The next nice surprise relates to the nature of the "Strangers" plot about the character of Taylor trying to coerce Balki into having sex. Knowledge of several lesser shows leads the audience to reasonably predict that the "sit" will involve Larry trying to convince his cousin to give one for the team to help the career of our aspiring Clark Kent. "Strangers" does not disappoint regarding either the actual conflict or its resolution.
This pattern continues regarding an episode in which our boys engage in a three-minute dash around a grocery store. The physical comedy during that frantic effort is exceptional. More importantly, an audience expectation that greed results in the cousins only walking away with a can of Spam or an item of equal comedic value is unmet. The epilogue provides yet another good surprise.

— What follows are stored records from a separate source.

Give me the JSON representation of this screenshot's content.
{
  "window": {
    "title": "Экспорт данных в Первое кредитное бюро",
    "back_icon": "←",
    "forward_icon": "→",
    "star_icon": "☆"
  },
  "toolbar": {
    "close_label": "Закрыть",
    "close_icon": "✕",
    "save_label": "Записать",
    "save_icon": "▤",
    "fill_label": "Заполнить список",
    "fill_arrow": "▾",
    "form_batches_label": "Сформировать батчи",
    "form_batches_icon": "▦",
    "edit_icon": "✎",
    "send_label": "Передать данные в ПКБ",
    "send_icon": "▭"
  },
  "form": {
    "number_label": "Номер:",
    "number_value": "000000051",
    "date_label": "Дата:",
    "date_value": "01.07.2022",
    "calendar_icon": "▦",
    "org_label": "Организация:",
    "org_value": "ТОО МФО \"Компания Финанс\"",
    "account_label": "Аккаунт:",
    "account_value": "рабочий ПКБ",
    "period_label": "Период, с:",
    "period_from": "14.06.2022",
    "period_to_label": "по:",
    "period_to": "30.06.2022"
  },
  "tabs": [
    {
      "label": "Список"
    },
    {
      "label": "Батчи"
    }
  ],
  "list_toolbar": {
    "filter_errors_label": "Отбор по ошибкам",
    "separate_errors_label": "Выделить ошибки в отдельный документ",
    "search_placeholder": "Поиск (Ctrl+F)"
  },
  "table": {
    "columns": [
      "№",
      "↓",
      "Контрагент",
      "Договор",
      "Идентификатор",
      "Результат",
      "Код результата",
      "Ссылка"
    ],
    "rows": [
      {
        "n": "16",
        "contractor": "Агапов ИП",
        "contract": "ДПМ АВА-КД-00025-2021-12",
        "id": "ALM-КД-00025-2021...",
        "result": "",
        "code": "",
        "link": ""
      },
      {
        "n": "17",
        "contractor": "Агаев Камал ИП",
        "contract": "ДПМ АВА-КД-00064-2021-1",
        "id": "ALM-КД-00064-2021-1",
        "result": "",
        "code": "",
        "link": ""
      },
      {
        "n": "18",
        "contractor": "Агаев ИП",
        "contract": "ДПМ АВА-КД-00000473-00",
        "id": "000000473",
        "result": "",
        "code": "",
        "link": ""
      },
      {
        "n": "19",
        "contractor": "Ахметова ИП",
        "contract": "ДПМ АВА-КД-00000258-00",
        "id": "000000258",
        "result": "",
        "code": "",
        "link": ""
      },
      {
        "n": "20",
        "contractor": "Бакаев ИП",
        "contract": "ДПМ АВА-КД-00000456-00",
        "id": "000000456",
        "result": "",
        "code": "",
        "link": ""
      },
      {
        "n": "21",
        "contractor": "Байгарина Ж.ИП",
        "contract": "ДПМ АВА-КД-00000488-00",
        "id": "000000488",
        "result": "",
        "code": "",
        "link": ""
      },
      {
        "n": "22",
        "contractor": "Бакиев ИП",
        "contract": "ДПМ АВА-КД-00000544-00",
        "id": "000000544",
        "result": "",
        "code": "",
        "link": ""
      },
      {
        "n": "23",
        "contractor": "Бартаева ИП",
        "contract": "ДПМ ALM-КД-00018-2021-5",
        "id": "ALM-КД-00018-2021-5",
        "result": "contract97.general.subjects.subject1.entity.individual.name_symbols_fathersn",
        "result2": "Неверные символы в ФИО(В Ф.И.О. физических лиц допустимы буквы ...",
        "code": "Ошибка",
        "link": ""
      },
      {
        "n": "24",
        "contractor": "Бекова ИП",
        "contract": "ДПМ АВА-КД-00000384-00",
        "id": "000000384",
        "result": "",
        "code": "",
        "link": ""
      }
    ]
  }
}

The hilarity continues with adventures such as Balki creating chaos by assuming that corporate America has integrity, Larry having his effort to present a false front to his successful brother face obstacles, and the boys breaking into their office to obtain an incriminating document.
Nitpickers may comment on the order of episodes in the Archive set not coinciding with the order on IMDb. The most probable explanation is that the Archive order reflects the intended running order. To paraphrase the trademark line of Balki, anyone whom this bothers is ridiculous.
Part of the joy of pure sitcoms such as "Strangers" is that not much occurs that requires watching episodes in any particular order. The journey is the joy regarding starting at the development of the "sit" and ending up at the heartfelt discussion of the learned lesson as the picture freezes, there is a flourish of the theme song, and the end credits begin appearing on the screen.